Watch Claire Jedrek and other inspiring women in Vaniday's International Women's Day campaign

Girl power

Text: Renée Batchelor

The connection between a beauty app and celebrating the strength and uniqueness of women may not be that immediate. But here's why Vaniday thinks its important to empower women anyway

To celebrate International Women's Day, beauty app and website Vaniday has created a campaign celebrating five different women and their unique paths in life. The Singapore-based women include race car driver Claire Jedrek, actress and entrepreneur Cheryl Wee and tattoo artist Jane Surin. Says Marine Perez de Germay, co-founder and managing director of Vaniday Singapore. “We believe there shouldn’t be any rules for how you want to live your life and how you want to express yourself and your beliefs. As women, ever since we were young, we have heard comments from society about how women should be. People tell us how we should behave, how our hair should look like, how skinny our body should be and the kinds of jobs and dreams we should pursue. However, we believe every women should be free to hear their inner voice, express themselves and their beauty as their prerogative."

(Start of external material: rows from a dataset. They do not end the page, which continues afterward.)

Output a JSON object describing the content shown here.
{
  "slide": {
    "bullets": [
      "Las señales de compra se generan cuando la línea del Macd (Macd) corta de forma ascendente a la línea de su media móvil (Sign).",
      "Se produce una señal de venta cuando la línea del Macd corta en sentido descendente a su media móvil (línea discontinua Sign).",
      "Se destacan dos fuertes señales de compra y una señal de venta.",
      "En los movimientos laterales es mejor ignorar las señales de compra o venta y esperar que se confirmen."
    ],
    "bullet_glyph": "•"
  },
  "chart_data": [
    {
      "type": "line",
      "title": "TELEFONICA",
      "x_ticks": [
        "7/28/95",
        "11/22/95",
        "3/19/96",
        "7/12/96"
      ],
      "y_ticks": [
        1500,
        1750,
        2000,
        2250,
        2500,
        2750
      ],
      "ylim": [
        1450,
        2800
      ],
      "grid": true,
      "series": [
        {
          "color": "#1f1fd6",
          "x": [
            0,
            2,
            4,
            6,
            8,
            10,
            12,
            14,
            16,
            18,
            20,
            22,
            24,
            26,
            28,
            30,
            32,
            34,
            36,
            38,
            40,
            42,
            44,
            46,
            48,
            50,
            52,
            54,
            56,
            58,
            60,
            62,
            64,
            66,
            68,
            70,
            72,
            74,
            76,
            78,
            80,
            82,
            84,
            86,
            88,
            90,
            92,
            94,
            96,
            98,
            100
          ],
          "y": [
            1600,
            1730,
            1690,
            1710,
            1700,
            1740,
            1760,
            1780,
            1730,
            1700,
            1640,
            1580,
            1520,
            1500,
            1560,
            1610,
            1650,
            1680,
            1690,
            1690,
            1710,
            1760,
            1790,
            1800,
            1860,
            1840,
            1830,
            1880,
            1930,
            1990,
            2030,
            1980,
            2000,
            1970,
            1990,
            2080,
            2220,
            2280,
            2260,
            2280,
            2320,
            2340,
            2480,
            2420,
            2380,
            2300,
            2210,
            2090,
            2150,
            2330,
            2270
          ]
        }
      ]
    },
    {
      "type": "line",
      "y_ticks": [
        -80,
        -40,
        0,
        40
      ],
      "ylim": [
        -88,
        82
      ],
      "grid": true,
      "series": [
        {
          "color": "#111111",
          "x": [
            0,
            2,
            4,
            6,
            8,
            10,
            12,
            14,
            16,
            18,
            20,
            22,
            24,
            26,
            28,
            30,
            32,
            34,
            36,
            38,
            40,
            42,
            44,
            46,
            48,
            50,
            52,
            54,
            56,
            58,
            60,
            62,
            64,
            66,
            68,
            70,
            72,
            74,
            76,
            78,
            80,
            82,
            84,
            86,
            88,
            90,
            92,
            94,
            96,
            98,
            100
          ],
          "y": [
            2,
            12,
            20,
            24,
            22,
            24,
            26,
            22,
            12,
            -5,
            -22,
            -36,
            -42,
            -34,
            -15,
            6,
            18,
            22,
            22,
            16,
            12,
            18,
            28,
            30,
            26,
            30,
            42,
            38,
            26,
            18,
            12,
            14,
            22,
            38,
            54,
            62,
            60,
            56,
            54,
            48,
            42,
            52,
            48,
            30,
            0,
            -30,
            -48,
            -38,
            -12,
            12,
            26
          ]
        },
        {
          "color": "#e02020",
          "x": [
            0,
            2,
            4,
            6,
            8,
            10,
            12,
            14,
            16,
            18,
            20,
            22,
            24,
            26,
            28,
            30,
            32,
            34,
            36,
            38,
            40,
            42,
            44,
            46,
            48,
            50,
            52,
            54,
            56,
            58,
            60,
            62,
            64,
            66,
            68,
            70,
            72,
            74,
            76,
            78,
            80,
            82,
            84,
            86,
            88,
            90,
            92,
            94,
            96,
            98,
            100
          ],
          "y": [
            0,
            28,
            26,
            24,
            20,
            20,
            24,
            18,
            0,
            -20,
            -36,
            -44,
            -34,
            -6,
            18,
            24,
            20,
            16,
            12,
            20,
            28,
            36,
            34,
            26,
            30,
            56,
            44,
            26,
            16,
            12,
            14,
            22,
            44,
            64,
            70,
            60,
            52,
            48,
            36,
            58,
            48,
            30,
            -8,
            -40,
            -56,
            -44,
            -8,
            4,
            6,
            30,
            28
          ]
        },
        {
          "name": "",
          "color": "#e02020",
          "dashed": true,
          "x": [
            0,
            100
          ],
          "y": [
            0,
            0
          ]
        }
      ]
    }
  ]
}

To support the campaign Vaniday will donate $0.50 for every booking made on its app or website from 8 to 14 March which proceeds benefitting the Star Shelter — a refuge for women and children who have escaped domestic violence. We speak to Claire Jedrek, one of the five women featured in the video, and a professional race car driver and emcee to find out her thoughts on beauty and surviving in a male-dominated industry.

How did you get involved in this campaign?
Jane (Surin) is an old friend of mine, and she told me about it. To me the campaign is about showcasing breakthrough careers that can hopefully inspire women to step out of their own little boxes.

For International Women's Day, what message do you want to send out to younger women who might be at the start of their careers?
Don't be so hard on yourself, don't pin yourself against anyone else's happiness, career or life. Everyone's life pans out differently and you don't need to give yourself a timeline. There are no rules.

As a race car driver, is beauty important to you at all?
As a driver I'm actually in the sun training a lot. It can hit 50°c in the car and it can be trying when you're doing endurance races — I recently competed in a race that was six hours long! Keeping hydrated is very important, so I drink a lot of water. So is UV protection. I actually use a lot of whitening protects. Contrary to what most people think, it's not about being fair, but about maintaining my skin and keeping my freckles at bay.

I also use mascara even when I'm racing. In the racing helmet, your eyes are the one thing that people can see. I rely a lot on waterproof mascaras like Maybelline The Falsies and the mascara as well as makeup from Make Up For Ever's Aqua range. After a race, there are a lot of pictures taken, and being in the media, I'm aware of how it's important to always look presentable. I find that guys look great sweaty... but women not so much!

Do you think feminism is still important today? 
I personally don't connect with that word. I believe that you are given what you deserve and if you work hard, put in the time and with the right timing, then equality and feminism means less. Focus on your self and your own abilities and then you will find your true worth. Surprisingly, being a in a male-dominated industry is a lot more welcoming than people think. The other drivers see me as a driver first and woman second.